My conclusion is that the sports world can benefit from a seamless, thorough, and practical sports-concussion-management solution. With the connectivity of the internet, mobile applications, and advances of information technology, an end-to-end approach is now available for relieving the growing concern over athletes’ brain health. When I say an “end-to-end” solution, I’m referring to a program that can be implemented for all sports — from the beginning of the season to the end. This includes four key words in sport-related-concussion management.

Recognize. Provide proper information about the potential ravages of concussions: education that complies with state laws and preseason baseline testing that measures the full spectrum of cognitive and emotional performance tasks.

Report. Immediately assess, document, and report results of post-concussion symptoms to necessary parties. These include the athlete, his or her parents, coaching, and training staff, athletic trainers and directors, medical professionals, and, if necessary, league officials.

Recover. Guide the athlete and training staff through a progressive exertion protocol that helps determine when the athlete can be cleared for return to play, as well as for a return to academic activities.

Responsibility. Understand that concussion management is a team effort because it involves the athlete, parents, coaches, training staff, medical professionals, referees, and league officials. The health of the athlete, as well as his or her short- and long-term future, should weigh heavier than the desire to return to the field.

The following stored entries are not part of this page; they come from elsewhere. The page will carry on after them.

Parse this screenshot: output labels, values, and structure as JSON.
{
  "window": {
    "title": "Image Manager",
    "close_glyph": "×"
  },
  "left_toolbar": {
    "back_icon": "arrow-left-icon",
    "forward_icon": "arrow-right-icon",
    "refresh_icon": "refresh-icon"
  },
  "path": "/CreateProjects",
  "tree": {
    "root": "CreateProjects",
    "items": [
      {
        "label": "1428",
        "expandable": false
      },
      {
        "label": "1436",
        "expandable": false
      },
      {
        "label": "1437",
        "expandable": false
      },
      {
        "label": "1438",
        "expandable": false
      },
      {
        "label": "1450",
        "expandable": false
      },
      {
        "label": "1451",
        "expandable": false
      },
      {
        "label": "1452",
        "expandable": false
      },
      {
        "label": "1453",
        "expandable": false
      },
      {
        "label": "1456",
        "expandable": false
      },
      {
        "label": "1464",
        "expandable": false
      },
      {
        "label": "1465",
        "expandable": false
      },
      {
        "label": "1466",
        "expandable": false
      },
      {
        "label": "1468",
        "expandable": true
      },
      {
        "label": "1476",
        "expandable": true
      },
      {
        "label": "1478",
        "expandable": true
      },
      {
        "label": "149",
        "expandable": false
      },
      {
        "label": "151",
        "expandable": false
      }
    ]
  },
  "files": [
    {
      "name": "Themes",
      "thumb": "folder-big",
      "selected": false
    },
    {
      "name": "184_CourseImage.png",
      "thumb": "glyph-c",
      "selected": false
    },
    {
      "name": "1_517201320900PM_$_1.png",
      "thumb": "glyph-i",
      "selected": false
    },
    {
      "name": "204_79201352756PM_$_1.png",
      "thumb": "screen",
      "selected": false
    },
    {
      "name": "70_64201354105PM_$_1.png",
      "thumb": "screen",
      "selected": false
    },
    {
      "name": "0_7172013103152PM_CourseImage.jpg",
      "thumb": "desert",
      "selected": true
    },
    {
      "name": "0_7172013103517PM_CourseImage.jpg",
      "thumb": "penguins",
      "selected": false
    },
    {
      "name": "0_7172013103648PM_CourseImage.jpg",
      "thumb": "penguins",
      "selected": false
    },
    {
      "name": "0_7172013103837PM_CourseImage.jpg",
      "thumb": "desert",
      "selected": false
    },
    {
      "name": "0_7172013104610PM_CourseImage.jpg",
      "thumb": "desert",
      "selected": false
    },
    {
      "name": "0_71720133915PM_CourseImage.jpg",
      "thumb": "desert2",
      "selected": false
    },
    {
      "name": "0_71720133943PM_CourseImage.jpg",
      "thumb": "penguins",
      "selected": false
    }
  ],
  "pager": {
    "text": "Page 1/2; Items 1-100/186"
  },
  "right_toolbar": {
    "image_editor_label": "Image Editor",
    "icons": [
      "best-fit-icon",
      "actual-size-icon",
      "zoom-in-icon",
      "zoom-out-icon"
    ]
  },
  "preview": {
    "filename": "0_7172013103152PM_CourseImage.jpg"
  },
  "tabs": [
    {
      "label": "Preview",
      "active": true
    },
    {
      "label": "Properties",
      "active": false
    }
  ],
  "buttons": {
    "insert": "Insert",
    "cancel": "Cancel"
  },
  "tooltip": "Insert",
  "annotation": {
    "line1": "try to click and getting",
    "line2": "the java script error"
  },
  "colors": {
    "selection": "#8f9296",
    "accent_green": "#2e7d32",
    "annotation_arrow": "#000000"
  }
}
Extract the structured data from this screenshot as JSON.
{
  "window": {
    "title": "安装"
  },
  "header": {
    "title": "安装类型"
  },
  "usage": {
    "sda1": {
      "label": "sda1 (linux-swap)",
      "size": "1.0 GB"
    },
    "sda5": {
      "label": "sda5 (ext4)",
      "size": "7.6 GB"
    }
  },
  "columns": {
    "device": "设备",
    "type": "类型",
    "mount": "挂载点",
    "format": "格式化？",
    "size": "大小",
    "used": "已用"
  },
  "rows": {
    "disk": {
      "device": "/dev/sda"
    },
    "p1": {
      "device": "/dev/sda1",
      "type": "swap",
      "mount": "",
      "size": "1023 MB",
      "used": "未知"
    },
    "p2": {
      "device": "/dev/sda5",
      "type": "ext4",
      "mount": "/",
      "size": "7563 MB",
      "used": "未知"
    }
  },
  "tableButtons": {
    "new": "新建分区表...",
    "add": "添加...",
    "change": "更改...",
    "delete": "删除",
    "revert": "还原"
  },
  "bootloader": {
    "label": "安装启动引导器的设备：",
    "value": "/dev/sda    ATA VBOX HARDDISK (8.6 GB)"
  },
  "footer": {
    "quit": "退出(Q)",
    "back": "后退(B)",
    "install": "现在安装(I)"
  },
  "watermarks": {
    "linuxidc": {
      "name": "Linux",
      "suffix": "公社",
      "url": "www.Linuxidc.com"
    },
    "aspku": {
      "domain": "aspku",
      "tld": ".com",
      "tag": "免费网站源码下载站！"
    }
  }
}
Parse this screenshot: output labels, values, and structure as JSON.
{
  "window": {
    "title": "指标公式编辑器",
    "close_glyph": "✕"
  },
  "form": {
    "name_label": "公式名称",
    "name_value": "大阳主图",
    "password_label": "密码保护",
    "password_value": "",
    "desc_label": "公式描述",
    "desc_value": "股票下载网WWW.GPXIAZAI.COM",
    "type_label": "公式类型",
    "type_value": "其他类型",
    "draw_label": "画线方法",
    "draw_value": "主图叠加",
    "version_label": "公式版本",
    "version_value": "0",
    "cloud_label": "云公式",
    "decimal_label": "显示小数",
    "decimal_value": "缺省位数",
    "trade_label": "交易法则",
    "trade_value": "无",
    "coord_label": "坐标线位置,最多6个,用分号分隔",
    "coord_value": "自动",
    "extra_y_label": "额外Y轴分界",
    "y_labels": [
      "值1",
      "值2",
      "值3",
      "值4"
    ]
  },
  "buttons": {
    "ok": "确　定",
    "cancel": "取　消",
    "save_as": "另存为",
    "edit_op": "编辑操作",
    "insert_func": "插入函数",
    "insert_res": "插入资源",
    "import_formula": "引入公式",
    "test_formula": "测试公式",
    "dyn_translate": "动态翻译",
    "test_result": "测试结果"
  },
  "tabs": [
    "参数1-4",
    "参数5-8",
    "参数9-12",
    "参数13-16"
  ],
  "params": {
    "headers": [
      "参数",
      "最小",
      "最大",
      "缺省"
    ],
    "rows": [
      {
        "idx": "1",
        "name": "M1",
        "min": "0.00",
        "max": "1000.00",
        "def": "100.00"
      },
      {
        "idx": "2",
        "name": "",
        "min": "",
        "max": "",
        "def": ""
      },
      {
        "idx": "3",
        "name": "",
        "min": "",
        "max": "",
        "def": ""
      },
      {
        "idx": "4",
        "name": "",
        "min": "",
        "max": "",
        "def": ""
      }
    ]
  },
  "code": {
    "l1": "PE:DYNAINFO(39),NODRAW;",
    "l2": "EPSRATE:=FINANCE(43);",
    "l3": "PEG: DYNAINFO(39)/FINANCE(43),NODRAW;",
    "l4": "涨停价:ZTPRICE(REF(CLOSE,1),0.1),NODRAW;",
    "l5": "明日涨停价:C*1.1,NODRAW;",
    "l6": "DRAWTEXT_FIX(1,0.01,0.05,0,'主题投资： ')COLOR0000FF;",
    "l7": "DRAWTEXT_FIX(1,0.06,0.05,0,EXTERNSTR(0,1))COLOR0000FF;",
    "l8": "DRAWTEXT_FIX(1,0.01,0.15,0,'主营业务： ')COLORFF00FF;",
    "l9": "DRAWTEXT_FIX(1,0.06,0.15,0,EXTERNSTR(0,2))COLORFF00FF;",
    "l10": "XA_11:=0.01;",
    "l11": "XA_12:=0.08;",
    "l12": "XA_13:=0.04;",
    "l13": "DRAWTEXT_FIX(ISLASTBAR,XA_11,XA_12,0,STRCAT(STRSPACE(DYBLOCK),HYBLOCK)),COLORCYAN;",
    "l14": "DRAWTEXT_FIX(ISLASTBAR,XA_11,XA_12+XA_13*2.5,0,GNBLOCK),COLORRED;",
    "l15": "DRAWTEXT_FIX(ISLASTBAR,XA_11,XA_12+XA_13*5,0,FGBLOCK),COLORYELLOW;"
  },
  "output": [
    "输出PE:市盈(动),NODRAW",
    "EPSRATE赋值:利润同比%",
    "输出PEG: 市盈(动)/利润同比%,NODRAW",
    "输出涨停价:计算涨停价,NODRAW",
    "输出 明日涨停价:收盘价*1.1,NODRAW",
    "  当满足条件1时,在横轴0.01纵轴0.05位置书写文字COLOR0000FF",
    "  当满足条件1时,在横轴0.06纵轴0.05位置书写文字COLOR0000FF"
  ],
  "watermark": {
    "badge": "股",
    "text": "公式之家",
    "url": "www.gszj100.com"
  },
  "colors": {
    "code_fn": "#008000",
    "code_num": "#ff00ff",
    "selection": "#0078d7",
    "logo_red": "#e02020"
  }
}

Internet-based computer technology offers a centralized (single source) method of accomplishing each of these steps, which has never been done before. Online video training can teach athletes, parents, coaches, and educators about concussions and can therefore optimize prevention by allowing them to recognize the presence of concussion-related symptoms. It will encourage an overall cultural shift toward prioritizing brain health over athletic competition.

Responsible adults can use smartphone technology, now at an unprecedented level of sophistication, as assessment tools to document potential concussion incidents on the sidelines. The technology also provides injured players with a convenient method to document concussion-related symptoms during and after the concussion-recovery phase. The immediate availability of email and the internet allows key individuals involved in athlete care to get instant alerts about potential concussion events. Athletic trainers and other health care providers can track injured athletes’ recovery progress in real time, making postconcussion management as efficient as possible.

In a fully integrated program, reporting takes on other forms as well. School administrators can instantly access data related to athlete and parental completion of state-mandated preseason activities, policies, and procedures. A fully integrated, computer-based system also allows for the objectivity and transparency needed for the proper management of concussions under the watchful eyes of league officials and union administrators.

Fully integrated applications should include tools for the evaluation and assessment of concussion vulnerability and/or the development of delayed effects of multiple brain traumas, correlation of concussion incidence, and severity to biomechanical measures such as accelerometer technology, and the effects of therapeutic interventions on outcome measures such as recovery time and cognitive performance.

Retired athletes can also reap the benefits of fully integrated, computer-based systems. As part of a surveillance program meant for early detection and treatment of delayed effects of multiple brain traumas, asymptomatic individuals document their cognitive performance and symptom-related brain function online. A complete concussion-management program gives the sports world a chance to have a virtual neurologist on its team, ultimately preserving athletes’ health and optimizing their performance.